The Ministry of Religious Endowments suspended Saturday a imam in Fayoum, and banned him from giving lessons and preaching in the governorate’s mosques. This was due to “not following the policy of the ministry of not discussing politics in religious sermons”, said ministry deputy Abdel Nasser Atian.
Atian added that the ministry has been emphasising that preachers should not include political discussion or opinions in their teachings and sermons.
Last week, also in Fayoum, the ministry took over three mosques which have been found to have “been controlled by fundamentalist groups”.
In villages and remote areas, where the security presence is less heavy, mosques are meeting points for anti-government protests.
Atian said that the ministry is currently constructing committees to appoint imams and workers in these mosques. The mosques were found to have “unlicenced” religious lessons given by female preachers, and to have posters “which showed their extreme opinions”. One of the mosques was reported to be controlled by the NGO Al-Jamia Al-Shariya.
Al-Jamia Al-Shariya had its funds and assets in 138 local branches confiscated by the Ministry of Justice’s committee entitled to review Muslim Brotherhood assets and funds, to prevent them from being used for political purposes.
Furthermore, the ministry has decided to open disciplinary offices in different governorates to “monitor mosques and investigate complains of the imams”.
In a high profile incident last month, renowned preacher Mohamed Jebril was also suspended after allegedly praying against the “oppressors”.
President Abdel Fattah Al-Sisi has been pushing institutions in charge of religious affairs across the country, as well Al-Azhar and other religious authorities, to renew religious discourse. The state seeks to rid religious rhetoric of extremist ideologies, and promote “moderate” Islamic teachings.

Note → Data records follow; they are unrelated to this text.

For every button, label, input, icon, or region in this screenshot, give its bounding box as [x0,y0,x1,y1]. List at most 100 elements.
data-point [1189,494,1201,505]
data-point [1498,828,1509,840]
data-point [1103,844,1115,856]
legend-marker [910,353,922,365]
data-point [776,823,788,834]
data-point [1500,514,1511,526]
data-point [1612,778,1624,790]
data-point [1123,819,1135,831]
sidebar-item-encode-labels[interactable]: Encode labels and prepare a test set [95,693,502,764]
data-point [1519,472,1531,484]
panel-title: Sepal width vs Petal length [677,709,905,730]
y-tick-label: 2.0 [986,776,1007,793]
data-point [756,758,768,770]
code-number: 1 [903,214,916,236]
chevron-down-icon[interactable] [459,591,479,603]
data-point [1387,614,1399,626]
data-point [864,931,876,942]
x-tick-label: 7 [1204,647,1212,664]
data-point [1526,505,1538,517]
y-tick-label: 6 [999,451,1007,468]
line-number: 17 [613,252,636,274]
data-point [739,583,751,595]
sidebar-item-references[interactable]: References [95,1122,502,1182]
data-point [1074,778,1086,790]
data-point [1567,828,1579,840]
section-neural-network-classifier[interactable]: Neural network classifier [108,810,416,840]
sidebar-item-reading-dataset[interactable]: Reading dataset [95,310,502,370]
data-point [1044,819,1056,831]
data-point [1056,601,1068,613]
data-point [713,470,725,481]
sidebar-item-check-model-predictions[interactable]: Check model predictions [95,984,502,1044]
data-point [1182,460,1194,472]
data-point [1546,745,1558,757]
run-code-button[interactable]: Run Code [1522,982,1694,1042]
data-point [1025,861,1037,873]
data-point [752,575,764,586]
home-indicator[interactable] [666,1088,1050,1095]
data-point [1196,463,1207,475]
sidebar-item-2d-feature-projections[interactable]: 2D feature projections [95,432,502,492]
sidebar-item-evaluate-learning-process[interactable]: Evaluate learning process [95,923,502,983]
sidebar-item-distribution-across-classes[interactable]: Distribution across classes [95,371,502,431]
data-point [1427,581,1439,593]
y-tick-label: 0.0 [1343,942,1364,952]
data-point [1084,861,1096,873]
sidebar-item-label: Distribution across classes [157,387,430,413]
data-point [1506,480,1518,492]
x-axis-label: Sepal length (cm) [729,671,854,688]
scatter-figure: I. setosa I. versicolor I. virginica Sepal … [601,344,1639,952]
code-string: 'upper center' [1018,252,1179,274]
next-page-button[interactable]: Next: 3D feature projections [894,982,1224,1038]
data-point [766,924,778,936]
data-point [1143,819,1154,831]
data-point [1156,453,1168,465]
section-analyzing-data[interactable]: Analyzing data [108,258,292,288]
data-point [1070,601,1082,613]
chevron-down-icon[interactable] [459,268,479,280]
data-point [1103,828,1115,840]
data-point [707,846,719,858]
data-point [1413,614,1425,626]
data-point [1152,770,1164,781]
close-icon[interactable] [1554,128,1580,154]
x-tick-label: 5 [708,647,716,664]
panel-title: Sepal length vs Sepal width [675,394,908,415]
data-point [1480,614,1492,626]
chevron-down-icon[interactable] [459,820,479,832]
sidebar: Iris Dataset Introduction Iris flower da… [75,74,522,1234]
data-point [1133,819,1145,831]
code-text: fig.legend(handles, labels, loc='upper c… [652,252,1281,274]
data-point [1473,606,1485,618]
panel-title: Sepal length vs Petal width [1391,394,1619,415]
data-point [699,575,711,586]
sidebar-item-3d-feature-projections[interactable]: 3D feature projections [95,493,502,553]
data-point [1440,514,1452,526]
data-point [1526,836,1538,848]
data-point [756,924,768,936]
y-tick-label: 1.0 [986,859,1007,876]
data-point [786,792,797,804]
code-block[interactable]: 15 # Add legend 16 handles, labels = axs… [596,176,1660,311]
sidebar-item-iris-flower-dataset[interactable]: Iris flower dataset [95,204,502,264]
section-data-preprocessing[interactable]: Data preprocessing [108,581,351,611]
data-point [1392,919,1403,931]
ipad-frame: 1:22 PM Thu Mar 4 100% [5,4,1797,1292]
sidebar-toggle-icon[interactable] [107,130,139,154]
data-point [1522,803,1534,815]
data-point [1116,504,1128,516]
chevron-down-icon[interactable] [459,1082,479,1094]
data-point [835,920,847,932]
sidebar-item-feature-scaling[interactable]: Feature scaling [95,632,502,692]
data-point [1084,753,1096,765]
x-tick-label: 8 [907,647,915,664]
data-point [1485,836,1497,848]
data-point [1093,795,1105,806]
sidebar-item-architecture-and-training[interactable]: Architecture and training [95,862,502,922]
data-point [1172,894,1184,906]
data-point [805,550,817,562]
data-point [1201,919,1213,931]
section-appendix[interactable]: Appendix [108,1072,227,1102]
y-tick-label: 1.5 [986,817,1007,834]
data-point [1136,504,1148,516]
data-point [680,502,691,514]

Such measures to tighten control over mosques have been taking place since the ouster of former president Mohamed Morsi in July 2013. Hours after the ouster, religious channels supportive of Morsi were forcibly closed, after being accused of “inciting violence”.
Ever since, the official Islamic institution, Al-Azhar has taken the lead in controlling the religious discourse and supporting the current regime.
The latest step by the Ministry of Religious Endowments to support the regime, which has caused controversy, is the publishing of mandatory guidelines for mosque preachers to follow at the unified Friday sermon, with the topic discussing the “importance of the Suez Canal”. The sermon took place after the inauguration of the new Suez Canal.
The sermon’s text, which has been published on the ministry’s website, related the digging of the canal with the invasions of the Muslim Prophet Muhammed.
The Ministry of Religious Endowments has announced a ban on any cleric affiliated to the outlawed Muslim Brotherhood, or who has been proven to have not followed the unified sermon guidelines for giving sermons or lessons at mosques.